Sans doute hérita-t-il de son grand-père et de son père le don de l'éloquence. Mais l'éloquence vaut surtout par les convictions qu'elle permet d'exprimer : Marc Sangnier, de bonne heure, forgea les siennes. Dans un recueil de souvenir Autrefois, il raconte comment dans le jardin de l'hôtel particulier où il habita dans sa première jeunesse, grandit sa volonté de « planter le grand arbre du christianisme démocratique et social », c'est-à-dire de réconcilier l'Eglise et la République.

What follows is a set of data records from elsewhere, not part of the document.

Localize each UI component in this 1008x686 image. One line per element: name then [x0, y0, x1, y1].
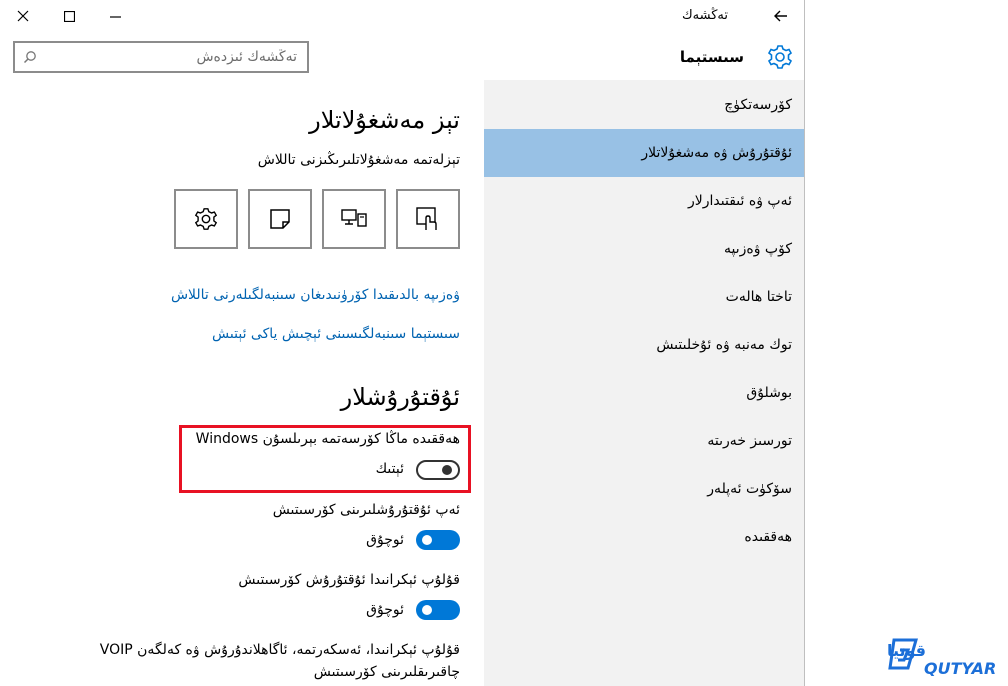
quick-action-tile-settings[interactable] — [174, 189, 238, 249]
quick-actions-subtitle: تېزلەتمە مەشغۇلاتلىرىڭىزنى تاللاش — [257, 152, 460, 168]
minimize-button[interactable] — [92, 0, 138, 32]
main-content: تېز مەشغۇلاتلار تېزلەتمە مەشغۇلاتلىرىڭىز… — [0, 80, 484, 686]
setting-label-lockscreen-notifications: قۇلۇپ ئېكرانىدا ئۇقتۇرۇش كۆرسىتىش — [238, 572, 460, 588]
setting-label-app-notifications: ئەپ ئۇقتۇرۇشلىرىنى كۆرسىتىش — [272, 502, 460, 518]
link-system-icons[interactable]: سىستېما سىنبەلگىسىنى ئېچىش ياكى ئېتىش — [212, 326, 460, 342]
sidebar-item-apps-features[interactable]: ئەپ ۋە ئىقتىدارلار — [484, 177, 804, 225]
sidebar-item-multitasking[interactable]: كۆپ ۋەزىپە — [484, 225, 804, 273]
quick-action-tile-tablet-mode[interactable] — [396, 189, 460, 249]
minimize-icon — [109, 15, 121, 18]
tablet-mode-icon — [416, 207, 437, 230]
sidebar-item-about[interactable]: ھەققىدە — [484, 513, 804, 561]
sidebar-item-default-apps[interactable]: سۆكۈت ئەپلەر — [484, 465, 804, 513]
quick-action-tile-project[interactable] — [322, 189, 386, 249]
settings-gear-icon — [194, 208, 218, 230]
project-display-icon — [341, 209, 367, 227]
toggle-state-label: ئوچۇق — [366, 532, 404, 548]
watermark-script: قوتيار — [886, 641, 926, 660]
sidebar-item-power-sleep[interactable]: توك مەنبە ۋە ئۇخلىتىش — [484, 321, 804, 369]
back-arrow-icon — [774, 10, 787, 22]
window-title: تەڭشەك — [681, 8, 728, 23]
back-button[interactable] — [758, 0, 804, 32]
watermark-logo: قوتيار QUTYAR — [877, 632, 1006, 680]
toggle-state-label: ئوچۇق — [366, 602, 404, 618]
settings-window: تەڭشەك سىستېما كۆرسەتكۈچ ئۇقتۇرۇش ۋە مەش… — [0, 0, 805, 686]
page-title: سىستېما — [679, 48, 744, 66]
toggle-knob — [422, 535, 432, 545]
toggle-app-notifications[interactable] — [416, 530, 460, 550]
setting-label-lockscreen-voip-line2: چاقىرىقلىرىنى كۆرسىتىش — [313, 664, 460, 680]
sidebar: كۆرسەتكۈچ ئۇقتۇرۇش ۋە مەشغۇلاتلار ئەپ ۋە… — [484, 80, 804, 686]
search-icon — [23, 51, 36, 64]
setting-label-lockscreen-voip-line1: قۇلۇپ ئېكرانىدا، ئەسكەرتمە، ئاگاھلاندۇرۇ… — [99, 642, 460, 658]
sidebar-item-display[interactable]: كۆرسەتكۈچ — [484, 81, 804, 129]
close-button[interactable] — [0, 0, 46, 32]
highlight-box — [179, 425, 471, 493]
note-icon — [270, 209, 290, 229]
sidebar-item-offline-maps[interactable]: تورسىز خەرىتە — [484, 417, 804, 465]
quick-action-tile-note[interactable] — [248, 189, 312, 249]
close-icon — [17, 10, 29, 22]
link-taskbar-icons[interactable]: ۋەزىپە بالدىقىدا كۆرۈنىدىغان سىنبەلگىلەر… — [171, 287, 460, 303]
sidebar-item-storage[interactable]: بوشلۇق — [484, 369, 804, 417]
watermark-latin: QUTYAR — [924, 659, 996, 678]
toggle-knob — [422, 605, 432, 615]
notifications-heading: ئۇقتۇرۇشلار — [340, 383, 460, 411]
title-bar: تەڭشەك — [0, 0, 804, 32]
sidebar-item-tablet-mode[interactable]: تاختا ھالەت — [484, 273, 804, 321]
search-box[interactable] — [13, 41, 309, 73]
search-input[interactable] — [15, 43, 307, 71]
gear-icon — [767, 45, 793, 69]
maximize-icon — [63, 10, 75, 22]
quick-actions-heading: تېز مەشغۇلاتلار — [309, 106, 460, 134]
toggle-lockscreen-notifications[interactable] — [416, 600, 460, 620]
sidebar-item-notifications-actions[interactable]: ئۇقتۇرۇش ۋە مەشغۇلاتلار — [484, 129, 804, 177]
maximize-button[interactable] — [46, 0, 92, 32]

Avant Marc Sangnier, certains chrétiens comme Albert de Mun avaient senti la nécessité « d'aller au peuple ». Mais cette expression reflète des intentions paternalistes tout à fait étrangères à celui qui allait devenir le fondateur de la démocratie chrétienne en France. Pour Marc Sangnier, il s'agissait non pas d'aller au peuple mais de se fondre en lui tout en faisant pénétrer les forces spirituelles du christianisme.
Marc Sangnier était encore au collège Stanislas, où il fit des études secondaires, que déjà s'affirmait sa vocation de tribun : il fonda La crypte, petit cercle de condisciples qui, tout en subissant son ascendant, l'aidèrent à préciser ses idées. Cette activité ne l'empêcha, au demeurant, ni d'obtenir en 1891 le premier prix de philosophie au concours général, ni d'entrer à l'Ecole polytechnique en 1895. Après quoi, il s'inscrivit à la Faculté de droit et, en 1898, devint licencié alors qu'il servait déjà à Toul, comme sous-lieutenant au 1er régiment du génie.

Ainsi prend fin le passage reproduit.